The man was now regarded as violent, likely to kill again, but so far they had no motive. Bob Robertson ran a hostel for the disadvantaged, George Arbuthnot, it was found out, was a retired civil servant. No connection could be established between the two men.
Robertson was known to be a compassionate man; Arbuthnot was not if the dog poisoning story was true, and there was no reason to doubt the housekeeper’s statement.
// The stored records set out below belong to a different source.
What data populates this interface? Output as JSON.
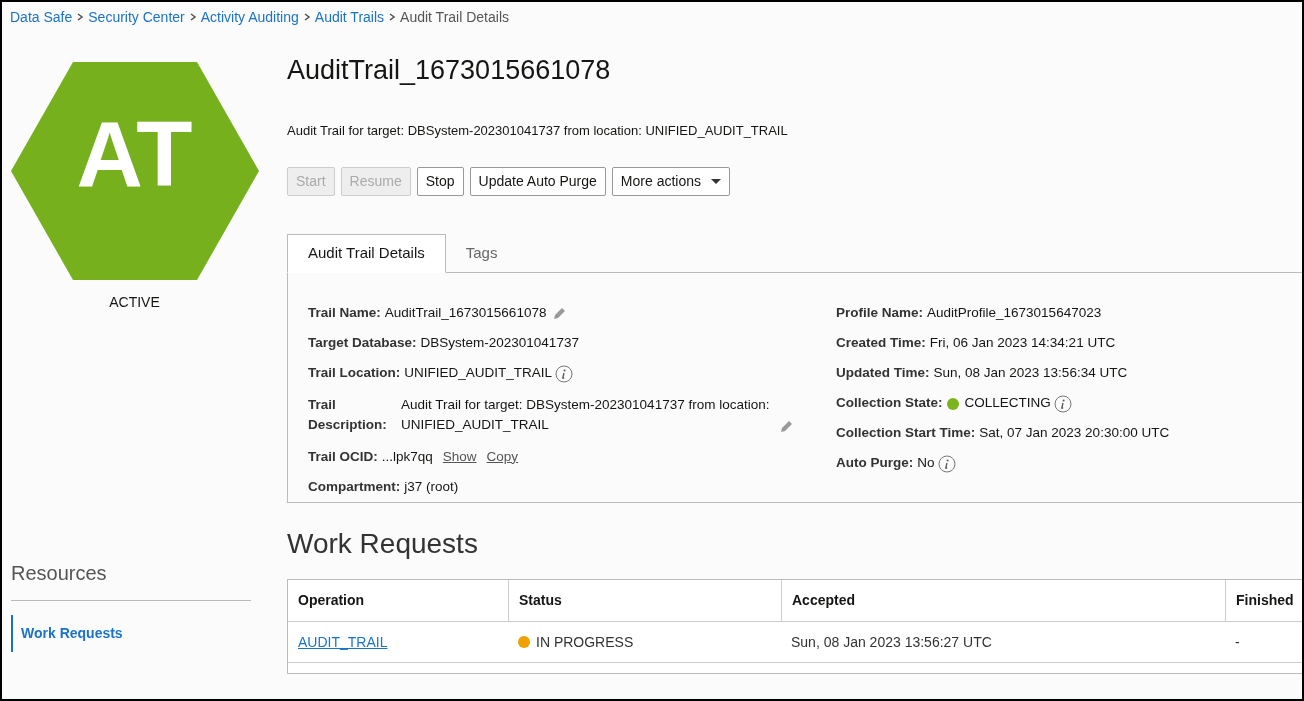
{
  "breadcrumbs": [
    {
      "label": "Data Safe",
      "link": true
    },
    {
      "label": "Security Center",
      "link": true
    },
    {
      "label": "Activity Auditing",
      "link": true
    },
    {
      "label": "Audit Trails",
      "link": true
    },
    {
      "label": "Audit Trail Details",
      "link": false
    }
  ],
  "badge": {
    "initials": "AT",
    "state": "ACTIVE"
  },
  "title": "AuditTrail_1673015661078",
  "subtitle": "Audit Trail for target: DBSystem-202301041737 from location: UNIFIED_AUDIT_TRAIL",
  "actions": [
    {
      "label": "Start",
      "disabled": true,
      "dropdown": false
    },
    {
      "label": "Resume",
      "disabled": true,
      "dropdown": false
    },
    {
      "label": "Stop",
      "disabled": false,
      "dropdown": false
    },
    {
      "label": "Update Auto Purge",
      "disabled": false,
      "dropdown": false
    },
    {
      "label": "More actions",
      "disabled": false,
      "dropdown": true
    }
  ],
  "tabs": [
    {
      "label": "Audit Trail Details",
      "selected": true
    },
    {
      "label": "Tags",
      "selected": false
    }
  ],
  "details_left": [
    {
      "kind": "inline",
      "label": "Trail Name:",
      "value": "AuditTrail_1673015661078",
      "edit": true
    },
    {
      "kind": "inline",
      "label": "Target Database:",
      "value": "DBSystem-202301041737"
    },
    {
      "kind": "inline",
      "label": "Trail Location:",
      "value": "UNIFIED_AUDIT_TRAIL",
      "info": true
    },
    {
      "kind": "wrapped",
      "label": "Trail Description:",
      "value": "Audit Trail for target: DBSystem-202301041737 from location: UNIFIED_AUDIT_TRAIL",
      "edit": true
    },
    {
      "kind": "inline",
      "label": "Trail OCID:",
      "value": "...lpk7qq",
      "links": [
        "Show",
        "Copy"
      ]
    },
    {
      "kind": "inline",
      "label": "Compartment:",
      "value": "j37 (root)"
    }
  ],
  "details_right": [
    {
      "kind": "inline",
      "label": "Profile Name:",
      "value": "AuditProfile_1673015647023"
    },
    {
      "kind": "inline",
      "label": "Created Time:",
      "value": "Fri, 06 Jan 2023 14:34:21 UTC"
    },
    {
      "kind": "inline",
      "label": "Updated Time:",
      "value": "Sun, 08 Jan 2023 13:56:34 UTC"
    },
    {
      "kind": "inline",
      "label": "Collection State:",
      "value": "COLLECTING",
      "color": "#7ab51d",
      "info": true
    },
    {
      "kind": "inline",
      "label": "Collection Start Time:",
      "value": "Sat, 07 Jan 2023 20:30:00 UTC"
    },
    {
      "kind": "inline",
      "label": "Auto Purge:",
      "value": "No",
      "info": true
    }
  ],
  "resources": {
    "title": "Resources",
    "items": [
      {
        "label": "Work Requests",
        "selected": true
      }
    ]
  },
  "work_requests": {
    "title": "Work Requests",
    "columns": [
      "Operation",
      "Status",
      "Accepted",
      "Finished"
    ],
    "rows": [
      {
        "operation": "AUDIT_TRAIL",
        "status": "IN PROGRESS",
        "color": "#f0a000",
        "accepted": "Sun, 08 Jan 2023 13:56:27 UTC",
        "finished": "-"
      }
    ]
  }
}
Bridget, as per the standard procedure, had checked out Lena Szabo’s story, and it was found to be correct. She and her husband had entered England ten years previously, worked hard, been granted citizenship, and were respected members of the community.
George Arbuthnot, however, remained a mystery. Bridget had conducted the usual checks: age, background, financial status, employment. What they had shown was that the man had been a middle-ranking civil servant, yet he lived in a house, with a clear title in his name, that would have been way out of his pay scale.